I am trying to use bbduk to do adapter and quality trimming and then use ftl=12.
When does the force trimming happen - I know that adapter trimming happens before quality trimming
My question: what's the order of operations if I use
bbduk.sh in=read.fq out=clean.fq ref=adapters.fa ftl=12 minlength=35 trimq=30 ktrim=r qtrim=rl k=23 mink=11 hdist=1
I am assuming that adapter trimming happens first, then quality trimming and then positional trimming -
Context: I am trying to do this based on Lexogen recommendation for Quantseq FWD: https://www.lexogen.com/quantseq-3mrna-sequencing/#quantseqfaq
What sequence should be trimmed: The reads should be trimmed to remove adapter sequences, poly(A) / poly(T) sequences, and low quality nucleotides.
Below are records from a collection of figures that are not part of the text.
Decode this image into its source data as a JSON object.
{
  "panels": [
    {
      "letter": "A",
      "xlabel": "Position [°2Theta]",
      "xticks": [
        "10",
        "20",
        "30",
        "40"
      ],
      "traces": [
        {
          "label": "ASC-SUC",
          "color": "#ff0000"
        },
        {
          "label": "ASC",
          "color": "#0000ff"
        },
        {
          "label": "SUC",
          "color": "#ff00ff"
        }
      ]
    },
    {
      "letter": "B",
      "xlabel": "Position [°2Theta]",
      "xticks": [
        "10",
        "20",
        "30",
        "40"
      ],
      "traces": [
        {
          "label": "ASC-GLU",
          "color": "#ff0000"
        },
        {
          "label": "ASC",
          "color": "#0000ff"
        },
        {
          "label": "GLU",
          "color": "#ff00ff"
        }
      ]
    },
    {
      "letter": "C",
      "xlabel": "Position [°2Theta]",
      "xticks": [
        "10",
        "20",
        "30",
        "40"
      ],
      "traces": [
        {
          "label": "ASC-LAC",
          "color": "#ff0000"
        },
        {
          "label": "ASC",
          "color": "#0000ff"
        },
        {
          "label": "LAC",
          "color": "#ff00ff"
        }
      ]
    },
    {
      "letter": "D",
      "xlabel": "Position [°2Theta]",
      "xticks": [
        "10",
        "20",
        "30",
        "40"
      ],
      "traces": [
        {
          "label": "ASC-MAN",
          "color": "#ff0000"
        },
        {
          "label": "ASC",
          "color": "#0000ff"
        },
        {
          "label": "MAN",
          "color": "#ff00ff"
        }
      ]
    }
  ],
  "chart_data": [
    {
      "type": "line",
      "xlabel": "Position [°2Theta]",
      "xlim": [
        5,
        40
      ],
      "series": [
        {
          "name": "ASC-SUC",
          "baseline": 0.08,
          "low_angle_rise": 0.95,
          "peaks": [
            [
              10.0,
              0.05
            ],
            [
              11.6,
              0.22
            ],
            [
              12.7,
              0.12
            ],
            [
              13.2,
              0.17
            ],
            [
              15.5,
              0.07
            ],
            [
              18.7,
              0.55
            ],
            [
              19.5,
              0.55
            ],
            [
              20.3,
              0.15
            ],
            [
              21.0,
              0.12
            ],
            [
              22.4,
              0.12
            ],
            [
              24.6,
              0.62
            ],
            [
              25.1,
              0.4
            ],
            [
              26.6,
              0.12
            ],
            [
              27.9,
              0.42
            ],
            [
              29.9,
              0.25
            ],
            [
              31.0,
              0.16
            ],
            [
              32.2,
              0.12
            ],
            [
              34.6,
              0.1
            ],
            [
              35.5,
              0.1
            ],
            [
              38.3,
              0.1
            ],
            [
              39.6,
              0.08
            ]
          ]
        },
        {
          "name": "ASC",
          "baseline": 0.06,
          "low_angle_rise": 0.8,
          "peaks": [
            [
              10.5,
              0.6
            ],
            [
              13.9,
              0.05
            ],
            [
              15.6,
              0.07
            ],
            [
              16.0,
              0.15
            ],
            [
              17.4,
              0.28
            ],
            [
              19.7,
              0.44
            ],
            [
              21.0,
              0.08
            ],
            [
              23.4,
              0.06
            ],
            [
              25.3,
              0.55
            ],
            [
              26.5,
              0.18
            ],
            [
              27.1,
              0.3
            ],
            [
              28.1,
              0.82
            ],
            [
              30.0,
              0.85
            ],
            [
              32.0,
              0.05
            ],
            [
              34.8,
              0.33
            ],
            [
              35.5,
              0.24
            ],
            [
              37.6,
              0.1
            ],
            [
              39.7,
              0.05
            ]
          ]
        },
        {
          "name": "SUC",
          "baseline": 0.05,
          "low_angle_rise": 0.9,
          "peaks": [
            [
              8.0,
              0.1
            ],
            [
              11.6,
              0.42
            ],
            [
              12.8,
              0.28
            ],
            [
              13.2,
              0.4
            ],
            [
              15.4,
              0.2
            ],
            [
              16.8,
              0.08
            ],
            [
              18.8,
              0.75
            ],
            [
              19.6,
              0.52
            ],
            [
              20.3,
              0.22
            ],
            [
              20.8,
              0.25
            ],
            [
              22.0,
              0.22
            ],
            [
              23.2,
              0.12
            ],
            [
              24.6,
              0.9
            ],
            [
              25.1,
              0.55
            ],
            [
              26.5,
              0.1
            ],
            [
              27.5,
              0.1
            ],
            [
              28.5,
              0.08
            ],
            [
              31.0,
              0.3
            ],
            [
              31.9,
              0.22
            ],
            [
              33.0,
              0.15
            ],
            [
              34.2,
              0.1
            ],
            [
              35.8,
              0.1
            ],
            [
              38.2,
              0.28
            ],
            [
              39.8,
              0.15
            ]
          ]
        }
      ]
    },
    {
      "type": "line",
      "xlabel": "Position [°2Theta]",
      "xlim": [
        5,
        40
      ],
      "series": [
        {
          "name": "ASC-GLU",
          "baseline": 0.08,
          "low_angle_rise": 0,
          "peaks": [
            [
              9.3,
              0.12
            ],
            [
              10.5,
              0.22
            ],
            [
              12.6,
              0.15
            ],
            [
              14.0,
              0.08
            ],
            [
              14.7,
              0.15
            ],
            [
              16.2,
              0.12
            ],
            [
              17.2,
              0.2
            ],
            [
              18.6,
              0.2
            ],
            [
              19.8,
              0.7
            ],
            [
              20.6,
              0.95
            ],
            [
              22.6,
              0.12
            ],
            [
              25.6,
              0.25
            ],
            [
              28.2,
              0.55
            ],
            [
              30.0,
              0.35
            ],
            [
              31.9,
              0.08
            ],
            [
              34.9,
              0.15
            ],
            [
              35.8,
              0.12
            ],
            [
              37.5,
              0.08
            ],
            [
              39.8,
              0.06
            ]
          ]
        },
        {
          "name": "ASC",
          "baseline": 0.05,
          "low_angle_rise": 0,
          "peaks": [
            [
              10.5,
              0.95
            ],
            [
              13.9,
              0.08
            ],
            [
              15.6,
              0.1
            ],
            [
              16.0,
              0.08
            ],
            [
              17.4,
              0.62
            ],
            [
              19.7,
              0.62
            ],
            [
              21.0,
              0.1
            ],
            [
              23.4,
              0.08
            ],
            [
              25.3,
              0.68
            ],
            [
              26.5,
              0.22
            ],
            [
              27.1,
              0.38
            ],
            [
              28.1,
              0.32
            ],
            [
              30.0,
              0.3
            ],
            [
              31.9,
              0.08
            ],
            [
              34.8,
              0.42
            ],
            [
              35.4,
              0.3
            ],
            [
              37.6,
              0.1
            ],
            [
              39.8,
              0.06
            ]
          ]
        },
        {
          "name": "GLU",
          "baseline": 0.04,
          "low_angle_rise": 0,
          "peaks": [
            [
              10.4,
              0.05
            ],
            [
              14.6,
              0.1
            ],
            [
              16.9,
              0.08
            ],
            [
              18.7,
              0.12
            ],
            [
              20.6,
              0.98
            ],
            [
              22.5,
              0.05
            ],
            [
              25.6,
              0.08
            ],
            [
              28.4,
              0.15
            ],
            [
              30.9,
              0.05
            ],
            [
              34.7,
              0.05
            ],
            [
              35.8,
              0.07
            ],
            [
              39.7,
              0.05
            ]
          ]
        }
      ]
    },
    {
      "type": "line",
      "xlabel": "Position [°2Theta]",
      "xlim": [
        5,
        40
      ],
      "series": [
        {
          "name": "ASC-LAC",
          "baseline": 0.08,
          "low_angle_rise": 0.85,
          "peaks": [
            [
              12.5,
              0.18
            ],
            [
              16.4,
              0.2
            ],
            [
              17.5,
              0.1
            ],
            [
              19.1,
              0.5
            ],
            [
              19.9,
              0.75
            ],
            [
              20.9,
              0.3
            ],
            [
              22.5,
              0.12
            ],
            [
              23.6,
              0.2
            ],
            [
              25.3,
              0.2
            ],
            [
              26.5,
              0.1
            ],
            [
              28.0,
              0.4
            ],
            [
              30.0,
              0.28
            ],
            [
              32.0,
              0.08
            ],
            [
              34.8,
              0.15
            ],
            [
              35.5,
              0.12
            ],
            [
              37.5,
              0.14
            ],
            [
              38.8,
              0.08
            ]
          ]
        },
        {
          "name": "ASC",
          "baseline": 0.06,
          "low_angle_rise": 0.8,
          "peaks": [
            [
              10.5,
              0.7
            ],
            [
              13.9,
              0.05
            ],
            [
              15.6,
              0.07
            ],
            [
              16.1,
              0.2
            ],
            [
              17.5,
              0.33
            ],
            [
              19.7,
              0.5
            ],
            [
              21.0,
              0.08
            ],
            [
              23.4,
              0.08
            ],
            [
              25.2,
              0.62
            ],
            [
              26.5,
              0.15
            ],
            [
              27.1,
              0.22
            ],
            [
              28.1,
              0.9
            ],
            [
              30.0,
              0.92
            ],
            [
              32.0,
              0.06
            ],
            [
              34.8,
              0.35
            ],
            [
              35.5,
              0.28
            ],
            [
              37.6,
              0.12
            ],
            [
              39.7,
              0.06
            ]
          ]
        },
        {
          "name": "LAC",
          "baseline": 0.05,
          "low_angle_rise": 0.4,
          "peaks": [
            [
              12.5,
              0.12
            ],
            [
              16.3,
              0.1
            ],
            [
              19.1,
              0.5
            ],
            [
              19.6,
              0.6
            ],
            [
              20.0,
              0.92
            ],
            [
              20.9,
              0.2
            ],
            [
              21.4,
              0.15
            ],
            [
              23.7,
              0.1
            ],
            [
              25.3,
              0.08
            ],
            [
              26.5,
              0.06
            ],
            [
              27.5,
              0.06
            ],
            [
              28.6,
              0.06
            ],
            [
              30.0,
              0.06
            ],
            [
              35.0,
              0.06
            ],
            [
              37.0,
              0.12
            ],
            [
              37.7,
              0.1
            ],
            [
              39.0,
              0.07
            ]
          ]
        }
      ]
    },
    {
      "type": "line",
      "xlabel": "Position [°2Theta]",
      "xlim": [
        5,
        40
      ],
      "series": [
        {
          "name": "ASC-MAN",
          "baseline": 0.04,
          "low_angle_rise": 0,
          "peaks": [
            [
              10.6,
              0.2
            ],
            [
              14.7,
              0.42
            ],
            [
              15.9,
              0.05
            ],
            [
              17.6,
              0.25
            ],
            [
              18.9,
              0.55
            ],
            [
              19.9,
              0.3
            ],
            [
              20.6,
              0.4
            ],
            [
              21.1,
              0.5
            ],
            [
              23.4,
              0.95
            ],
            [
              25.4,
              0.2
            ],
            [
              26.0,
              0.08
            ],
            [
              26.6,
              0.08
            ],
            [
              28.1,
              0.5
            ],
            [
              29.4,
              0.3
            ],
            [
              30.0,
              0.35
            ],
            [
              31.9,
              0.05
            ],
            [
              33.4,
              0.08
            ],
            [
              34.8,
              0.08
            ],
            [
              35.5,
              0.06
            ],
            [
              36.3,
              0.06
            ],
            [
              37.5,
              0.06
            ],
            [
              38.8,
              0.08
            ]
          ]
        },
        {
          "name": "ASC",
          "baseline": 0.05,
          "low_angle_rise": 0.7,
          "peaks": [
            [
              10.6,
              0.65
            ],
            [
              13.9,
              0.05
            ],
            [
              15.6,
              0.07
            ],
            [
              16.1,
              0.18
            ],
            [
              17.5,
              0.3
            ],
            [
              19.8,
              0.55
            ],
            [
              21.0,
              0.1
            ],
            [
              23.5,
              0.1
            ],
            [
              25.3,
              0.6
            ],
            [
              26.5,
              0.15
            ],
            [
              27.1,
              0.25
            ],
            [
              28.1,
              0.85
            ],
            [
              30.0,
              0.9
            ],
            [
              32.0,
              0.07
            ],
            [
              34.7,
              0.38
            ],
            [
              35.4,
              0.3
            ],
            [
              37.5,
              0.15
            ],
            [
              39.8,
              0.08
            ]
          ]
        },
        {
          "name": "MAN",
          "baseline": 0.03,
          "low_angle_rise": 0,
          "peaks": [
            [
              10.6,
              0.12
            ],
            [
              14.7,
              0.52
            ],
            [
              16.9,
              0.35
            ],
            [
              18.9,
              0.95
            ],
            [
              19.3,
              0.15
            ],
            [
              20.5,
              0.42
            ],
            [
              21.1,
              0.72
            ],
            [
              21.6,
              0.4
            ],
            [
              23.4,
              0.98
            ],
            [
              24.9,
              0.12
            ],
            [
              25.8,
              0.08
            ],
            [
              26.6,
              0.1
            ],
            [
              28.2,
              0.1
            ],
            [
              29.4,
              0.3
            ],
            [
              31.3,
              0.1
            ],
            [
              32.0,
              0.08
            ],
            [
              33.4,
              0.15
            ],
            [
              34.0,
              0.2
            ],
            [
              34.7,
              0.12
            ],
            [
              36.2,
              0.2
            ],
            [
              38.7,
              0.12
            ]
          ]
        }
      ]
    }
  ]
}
Reads that are too short (i.e., <20 nt) or have generally low quality scores should be removed from the set. As second strand synthesis is based on random priming, there may be a higher proportion of errors at the first nucleotides of the insert due to non-specific hybridization of the random primer to the cDNA template. For QuantSeq FWD data we therefore recommend using an aligner that can perform soft-clipping of the read ends (e.g., STAR aligner) during alignment, or increasing the number of allowed mismatches to 14. Alternatively, trimming the first 12 nt of Read 1 can be performed prior to alignment when using a more stringent aligner (e.g., HISAT2). While trimming the read can decrease the number of reads of suitable length for alignment, the absolute number of mapping reads may increase due to the improved read quality.
Thanks in advance
Tagging Brian Bushnell and Genomax for help on this. Thanks in advance.
I am bumping this question, especially because I would assume that 'ftl' (= Forced Trimming Left) would happen first, as doing it last would increase the risk of trimming away target sequence.
Tagging Brian Bushnell and Genomax again. I could not find the answer on SEQanswers' or JGI's page on BBDuk.